Headline.co.id, Pekanbaru ~ Seekor gajah Sumatra jantan berusia sekitar 40 tahun ditemukan mati di Kecamatan Ukui, Kabupaten Pelalawan, Riau, pada awal Februari 2026. Bangkai satwa yang dilindungi ini ditemukan dalam kondisi tanpa kepala dan kedua gadingnya hilang, menimbulkan dugaan kuat adanya perburuan ilegal dengan motif pengambilan gading.
Penemuan ini mengejutkan publik dan mengindikasikan kemungkinan keterlibatan pelaku yang terorganisasi. Hasil penyelidikan kepolisian selama dua pekan terakhir mengungkapkan bahwa uji laboratorium forensik terhadap bangkai gajah tersebut menemukan dua proyektil logam bersarang di bagian dahi. Proyektil tersebut dikonfirmasi berasal dari senjata api rakitan, memperkuat dugaan bahwa gajah ditembak sebelum bagian kepalanya dipotong untuk diambil gadingnya.
Direktur Reserse Kriminal Umum Polda Riau, M. Hasyim Risahondua, menyatakan bahwa pihaknya masih mendalami kasus ini dan telah memeriksa sejumlah saksi. “Masih penyelidikan,” ujarnya pada Selasa (17/2/2026). Ia menjelaskan bahwa saksi yang diperiksa terdiri atas personel keamanan perusahaan, karyawan, hingga anggota Persatuan Menembak Indonesia setempat.

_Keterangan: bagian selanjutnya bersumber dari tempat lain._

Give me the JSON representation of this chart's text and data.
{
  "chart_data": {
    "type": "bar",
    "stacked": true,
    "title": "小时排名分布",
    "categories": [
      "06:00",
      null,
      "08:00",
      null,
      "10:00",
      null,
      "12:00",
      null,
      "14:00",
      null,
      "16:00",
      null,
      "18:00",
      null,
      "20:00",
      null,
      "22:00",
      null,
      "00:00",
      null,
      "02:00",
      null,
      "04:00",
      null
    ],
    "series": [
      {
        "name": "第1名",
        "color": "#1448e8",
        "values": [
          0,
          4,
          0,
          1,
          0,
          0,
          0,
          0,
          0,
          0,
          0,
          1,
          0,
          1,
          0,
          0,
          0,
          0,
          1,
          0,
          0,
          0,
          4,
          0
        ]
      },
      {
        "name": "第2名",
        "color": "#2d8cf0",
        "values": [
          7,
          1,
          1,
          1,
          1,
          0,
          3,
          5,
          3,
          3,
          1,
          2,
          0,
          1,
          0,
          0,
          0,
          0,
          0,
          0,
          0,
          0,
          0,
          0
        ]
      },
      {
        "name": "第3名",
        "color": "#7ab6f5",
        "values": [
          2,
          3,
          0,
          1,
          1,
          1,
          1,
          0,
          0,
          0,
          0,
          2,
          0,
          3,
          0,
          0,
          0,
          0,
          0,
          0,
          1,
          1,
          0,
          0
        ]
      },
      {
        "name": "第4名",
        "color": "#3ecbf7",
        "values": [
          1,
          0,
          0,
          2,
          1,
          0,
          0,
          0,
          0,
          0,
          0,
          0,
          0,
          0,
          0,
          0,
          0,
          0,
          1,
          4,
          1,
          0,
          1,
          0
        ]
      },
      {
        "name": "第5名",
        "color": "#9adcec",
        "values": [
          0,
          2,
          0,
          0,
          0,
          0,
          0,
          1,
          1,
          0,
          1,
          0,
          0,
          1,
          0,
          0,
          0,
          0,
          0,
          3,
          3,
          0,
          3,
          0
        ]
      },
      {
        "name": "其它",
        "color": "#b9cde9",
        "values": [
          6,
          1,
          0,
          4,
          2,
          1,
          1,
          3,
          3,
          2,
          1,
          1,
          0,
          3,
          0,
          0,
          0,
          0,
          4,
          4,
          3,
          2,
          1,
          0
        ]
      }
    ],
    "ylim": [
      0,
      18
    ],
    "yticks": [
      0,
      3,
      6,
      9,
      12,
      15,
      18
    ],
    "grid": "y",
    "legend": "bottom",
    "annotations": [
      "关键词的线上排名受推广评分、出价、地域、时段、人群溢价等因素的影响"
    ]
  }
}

Berdasarkan hasil laboratorium forensik, proyektil yang ditemukan di bagian dahi gajah berasal dari senjata api rakitan. Namun, kepolisian belum dapat memastikan kepemilikan senjata tersebut. “Belum diketahui milik siapa. Petugas masih di lapangan memeriksa saksi,” katanya.
Kepolisian juga mengakui masih mengalami kendala dalam mengidentifikasi pelaku, meskipun sebelumnya terdapat laporan visual orang mencurigakan di sekitar kawasan Estate Ukui. Kasus ini menjadi perhatian serius karena kembali menegaskan ancaman terhadap kelestarian gajah Sumatra di Riau. Aparat penegak hukum diharapkan dapat mengungkap pelaku dan memutus jaringan perburuan satwa dilindungi yang masih beroperasi.